The second order of business was to arrange alternative forms of transportation across that bridge, so that folks can get their stuff to their cabins.
There were lots of willing workers, and it was fun to coordinate loads. There is a great camaraderie among cabin folks. There is also great generosity in the loan of several wheeled items to use for the purpose.
Because Mineral King is one of my main sources of inspiration, and many of my readers love Mineral King, there will be several posts about this bridge project. If you only read the blog for the art, stay tuned, because the project won’t last forever and will only have 1 or 2 entries a week until its completion.

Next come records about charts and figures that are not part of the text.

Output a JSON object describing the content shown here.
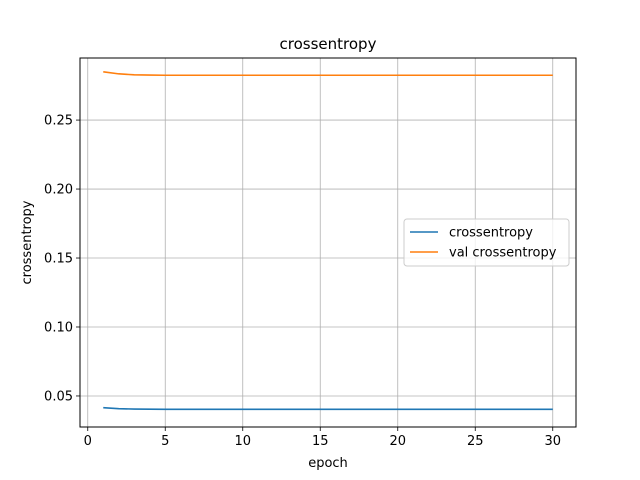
{
  "chart_data": {
    "type": "line",
    "title": "crossentropy",
    "xlabel": "epoch",
    "ylabel": "crossentropy",
    "xlim": [
      -0.5,
      31.5
    ],
    "ylim": [
      0.0275,
      0.295
    ],
    "xticks": [
      0,
      5,
      10,
      15,
      20,
      25,
      30
    ],
    "xtick_labels": [
      "0",
      "5",
      "10",
      "15",
      "20",
      "25",
      "30"
    ],
    "yticks": [
      0.05,
      0.1,
      0.15,
      0.2,
      0.25
    ],
    "ytick_labels": [
      "0.05",
      "0.10",
      "0.15",
      "0.20",
      "0.25"
    ],
    "grid": true,
    "legend_position": "center-right",
    "series": [
      {
        "name": "crossentropy",
        "color": "#1f77b4",
        "x": [
          1,
          2,
          3,
          4,
          5,
          6,
          7,
          8,
          9,
          10,
          11,
          12,
          13,
          14,
          15,
          16,
          17,
          18,
          19,
          20,
          21,
          22,
          23,
          24,
          25,
          26,
          27,
          28,
          29,
          30
        ],
        "y": [
          0.0415,
          0.0408,
          0.0405,
          0.0404,
          0.0403,
          0.0403,
          0.0403,
          0.0403,
          0.0403,
          0.0403,
          0.0403,
          0.0403,
          0.0403,
          0.0403,
          0.0403,
          0.0403,
          0.0403,
          0.0403,
          0.0403,
          0.0403,
          0.0403,
          0.0403,
          0.0403,
          0.0403,
          0.0403,
          0.0403,
          0.0403,
          0.0403,
          0.0403,
          0.0403
        ]
      },
      {
        "name": "val crossentropy",
        "color": "#ff7f0e",
        "x": [
          1,
          2,
          3,
          4,
          5,
          6,
          7,
          8,
          9,
          10,
          11,
          12,
          13,
          14,
          15,
          16,
          17,
          18,
          19,
          20,
          21,
          22,
          23,
          24,
          25,
          26,
          27,
          28,
          29,
          30
        ],
        "y": [
          0.285,
          0.2835,
          0.2828,
          0.2826,
          0.2825,
          0.2825,
          0.2825,
          0.2825,
          0.2825,
          0.2825,
          0.2825,
          0.2825,
          0.2825,
          0.2825,
          0.2825,
          0.2825,
          0.2825,
          0.2825,
          0.2825,
          0.2825,
          0.2825,
          0.2825,
          0.2825,
          0.2825,
          0.2825,
          0.2825,
          0.2825,
          0.2825,
          0.2825,
          0.2825
        ]
      }
    ]
  }
}
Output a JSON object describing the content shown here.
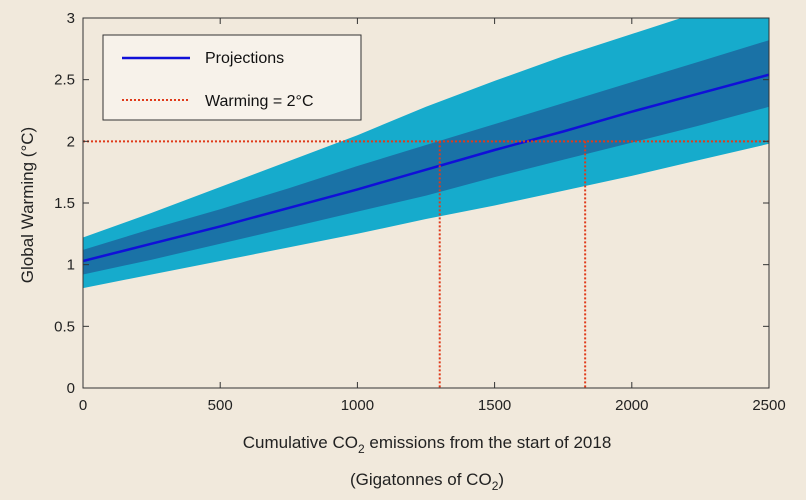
{
  "chart_data": {
    "type": "line",
    "xlabel_main": "Cumulative CO",
    "xlabel_sub": "2",
    "xlabel_rest": " emissions from the start of 2018",
    "xlabel2_main": "(Gigatonnes of CO",
    "xlabel2_sub": "2",
    "xlabel2_rest": ")",
    "ylabel": "Global Warming (°C)",
    "xlim": [
      0,
      2500
    ],
    "ylim": [
      0,
      3
    ],
    "xticks": [
      0,
      500,
      1000,
      1500,
      2000,
      2500
    ],
    "xtick_labels": [
      "0",
      "500",
      "1000",
      "1500",
      "2000",
      "2500"
    ],
    "yticks": [
      0,
      0.5,
      1,
      1.5,
      2,
      2.5,
      3
    ],
    "ytick_labels": [
      "0",
      "0.5",
      "1",
      "1.5",
      "2",
      "2.5",
      "3"
    ],
    "grid": false,
    "legend_position": "top-left",
    "x": [
      0,
      250,
      500,
      750,
      1000,
      1250,
      1500,
      1750,
      2000,
      2250,
      2500
    ],
    "series": [
      {
        "name": "Projections",
        "color": "#1010d8",
        "values": [
          1.03,
          1.17,
          1.31,
          1.46,
          1.61,
          1.77,
          1.93,
          2.08,
          2.24,
          2.39,
          2.54
        ]
      },
      {
        "name": "Warming = 2°C",
        "color": "#e03a1a",
        "style": "dotted",
        "values": [
          2,
          2,
          2,
          2,
          2,
          2,
          2,
          2,
          2,
          2,
          2
        ]
      }
    ],
    "inner_band": {
      "color": "#1a72a6",
      "lower": [
        0.92,
        1.04,
        1.17,
        1.3,
        1.43,
        1.56,
        1.71,
        1.85,
        1.99,
        2.13,
        2.28
      ],
      "upper": [
        1.12,
        1.29,
        1.45,
        1.62,
        1.8,
        1.97,
        2.14,
        2.31,
        2.48,
        2.65,
        2.82
      ]
    },
    "outer_band": {
      "color": "#16abcc",
      "lower": [
        0.81,
        0.92,
        1.03,
        1.14,
        1.25,
        1.37,
        1.48,
        1.6,
        1.72,
        1.85,
        1.98
      ],
      "upper": [
        1.22,
        1.42,
        1.63,
        1.84,
        2.05,
        2.28,
        2.49,
        2.69,
        2.87,
        3.05,
        3.22
      ]
    },
    "crossing_x": [
      1300,
      1830
    ],
    "threshold": 2,
    "colors": {
      "background": "#f1e9dc",
      "axes_bg": "#f1e9dc",
      "axis": "#333333"
    }
  }
}
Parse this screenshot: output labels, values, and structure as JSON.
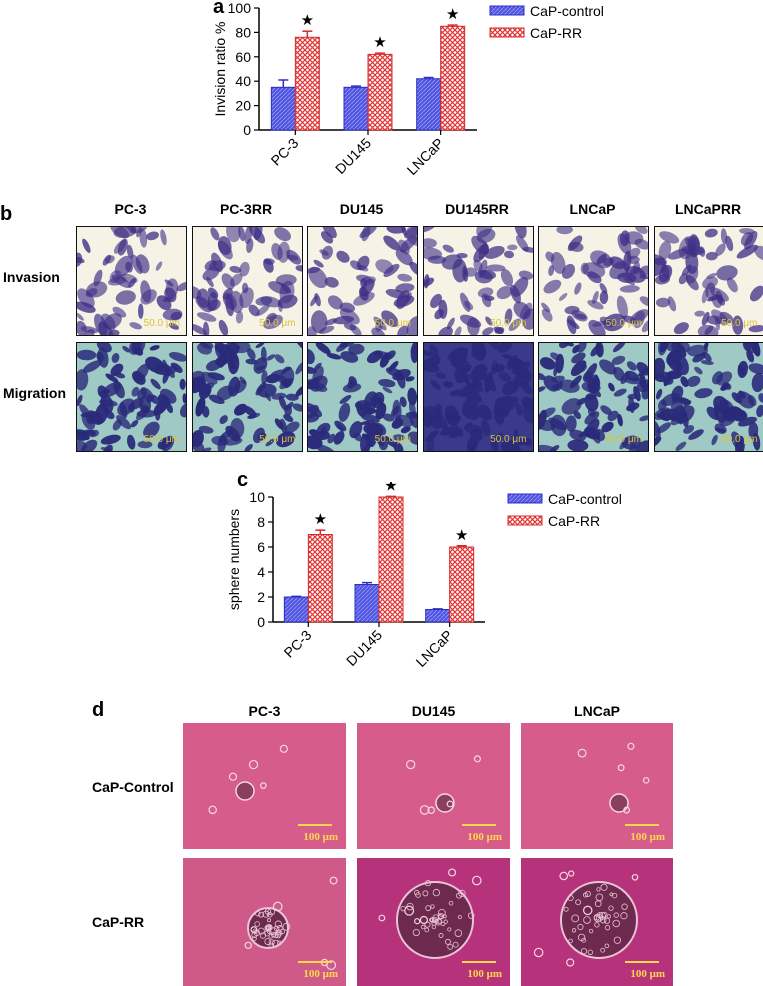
{
  "panels": {
    "a": {
      "letter": "a"
    },
    "b": {
      "letter": "b",
      "columns": [
        "PC-3",
        "PC-3RR",
        "DU145",
        "DU145RR",
        "LNCaP",
        "LNCaPRR"
      ],
      "rows": [
        "Invasion",
        "Migration"
      ],
      "scalebar": "50.0 μm"
    },
    "c": {
      "letter": "c"
    },
    "d": {
      "letter": "d",
      "columns": [
        "PC-3",
        "DU145",
        "LNCaP"
      ],
      "rows": [
        "CaP-Control",
        "CaP-RR"
      ],
      "scalebar": "100 μm"
    }
  },
  "chart_data": [
    {
      "type": "bar",
      "panel": "a",
      "categories": [
        "PC-3",
        "DU145",
        "LNCaP"
      ],
      "series": [
        {
          "name": "CaP-control",
          "values": [
            35,
            35,
            42
          ],
          "errors": [
            6,
            1,
            1
          ],
          "color": "#3b3fd6"
        },
        {
          "name": "CaP-RR",
          "values": [
            76,
            62,
            85
          ],
          "errors": [
            5,
            1,
            1
          ],
          "color": "#e03434"
        }
      ],
      "significance": [
        "★",
        "★",
        "★"
      ],
      "ylabel": "Invision ratio %",
      "ylim": [
        0,
        100
      ],
      "yticks": [
        0,
        20,
        40,
        60,
        80,
        100
      ],
      "legend": "top-right",
      "grid": false
    },
    {
      "type": "bar",
      "panel": "c",
      "categories": [
        "PC-3",
        "DU145",
        "LNCaP"
      ],
      "series": [
        {
          "name": "CaP-control",
          "values": [
            2,
            3,
            1
          ],
          "errors": [
            0.05,
            0.15,
            0.05
          ],
          "color": "#3b3fd6"
        },
        {
          "name": "CaP-RR",
          "values": [
            7,
            10,
            6
          ],
          "errors": [
            0.35,
            0.05,
            0.1
          ],
          "color": "#e03434"
        }
      ],
      "significance": [
        "★",
        "★",
        "★"
      ],
      "ylabel": "sphere numbers",
      "ylim": [
        0,
        10
      ],
      "yticks": [
        0,
        2,
        4,
        6,
        8,
        10
      ],
      "legend": "top-right",
      "grid": false
    }
  ]
}
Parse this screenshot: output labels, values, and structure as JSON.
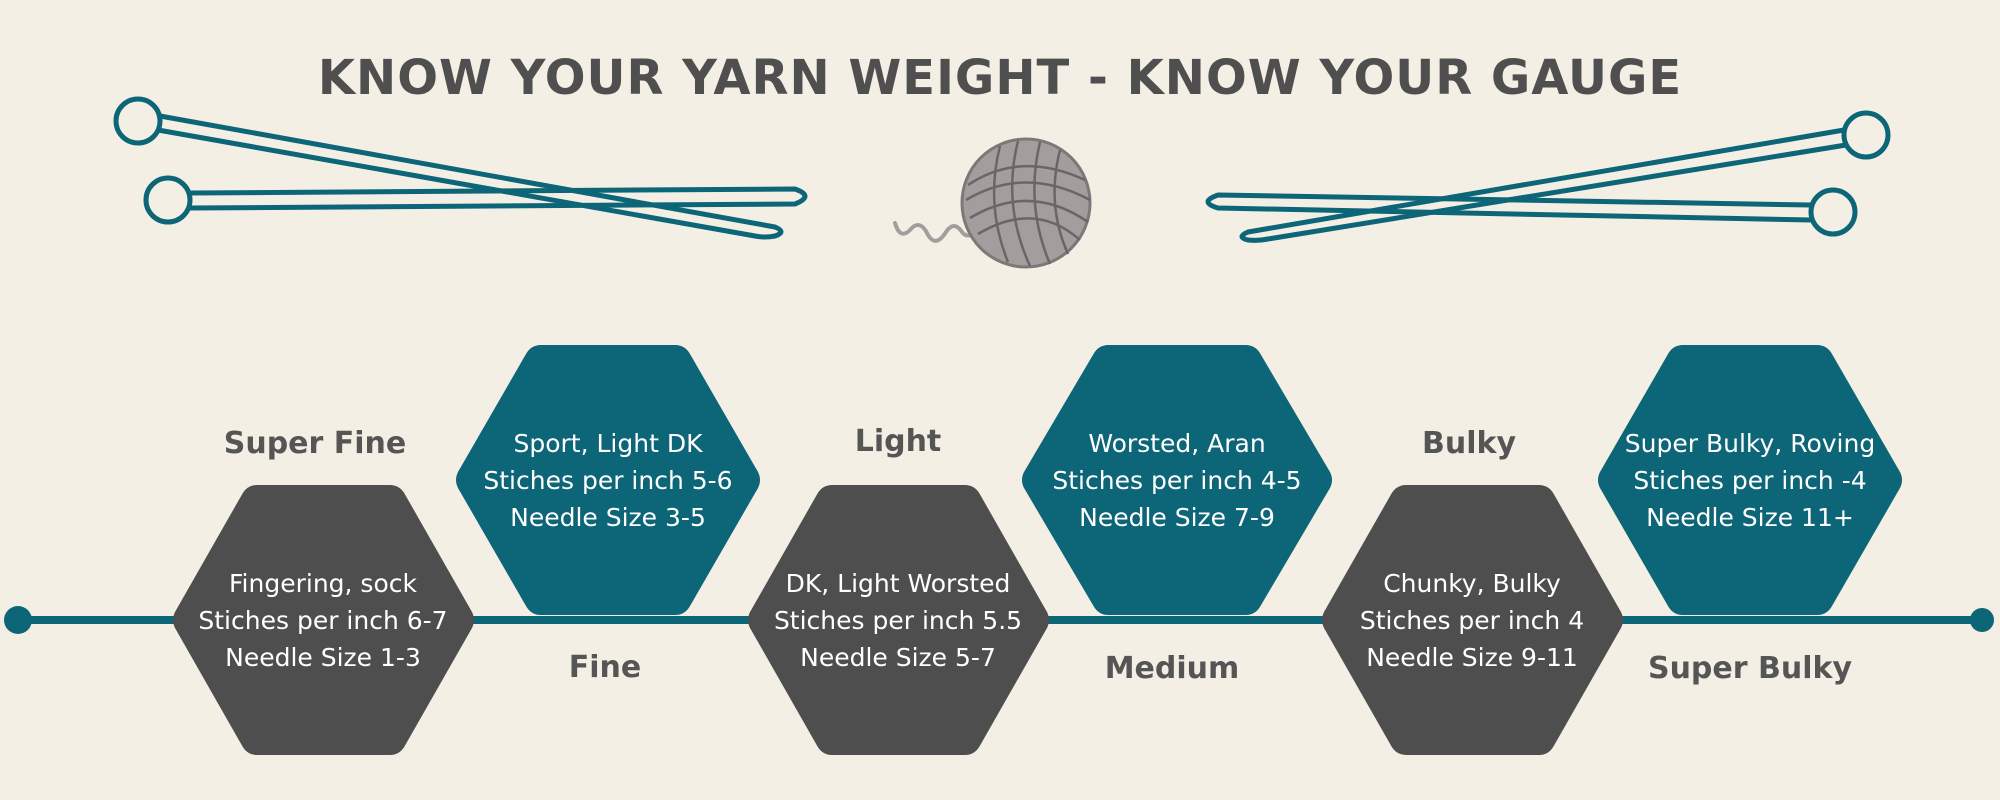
{
  "title": "KNOW YOUR YARN WEIGHT - KNOW YOUR GAUGE",
  "colors": {
    "background": "#f3efe5",
    "teal": "#0d6578",
    "dark": "#4e4e4e",
    "yarn": "#a39d9d",
    "label": "#555555"
  },
  "icons": [
    "knitting-needles-icon",
    "yarn-ball-icon"
  ],
  "weights": [
    {
      "name": "Super Fine",
      "lines": [
        "Fingering, sock",
        "Stiches per inch  6-7",
        "Needle Size 1-3"
      ]
    },
    {
      "name": "Fine",
      "lines": [
        "Sport, Light DK",
        "Stiches per inch  5-6",
        "Needle Size 3-5"
      ]
    },
    {
      "name": "Light",
      "lines": [
        "DK, Light Worsted",
        "Stiches per inch  5.5",
        "Needle Size 5-7"
      ]
    },
    {
      "name": "Medium",
      "lines": [
        "Worsted, Aran",
        "Stiches per inch  4-5",
        "Needle Size 7-9"
      ]
    },
    {
      "name": "Bulky",
      "lines": [
        "Chunky, Bulky",
        "Stiches per inch 4",
        "Needle Size 9-11"
      ]
    },
    {
      "name": "Super Bulky",
      "lines": [
        "Super Bulky, Roving",
        "Stiches per inch -4",
        "Needle Size 11+"
      ]
    }
  ]
}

At the end of the road in Mineral King, Sequoia National Park, is a bridge. It spans the currently low and slow flowing East Fork of the Kaweah River. On the other side of the creek (“river”) is a parking lot, trailhead, and a handful of cabins.
A few years ago Federal Highways bridge inspectors came to Mineral King and declared the bridge unsafe. A sign was posted to prohibit any vehicle over 4 tons (8000 lbs) from crossing the bridge. It was shored up with some jacks and I-beams, which were inelegantly covered with tires. Engineers got involved, plans made and a prefabricated bridge has been purchased to replace the existing bridge.
The bridge is a hang-out place.
The view is incomparable, spectacular, the most photographed view in Mineral King, and possibly within all of Sequoia.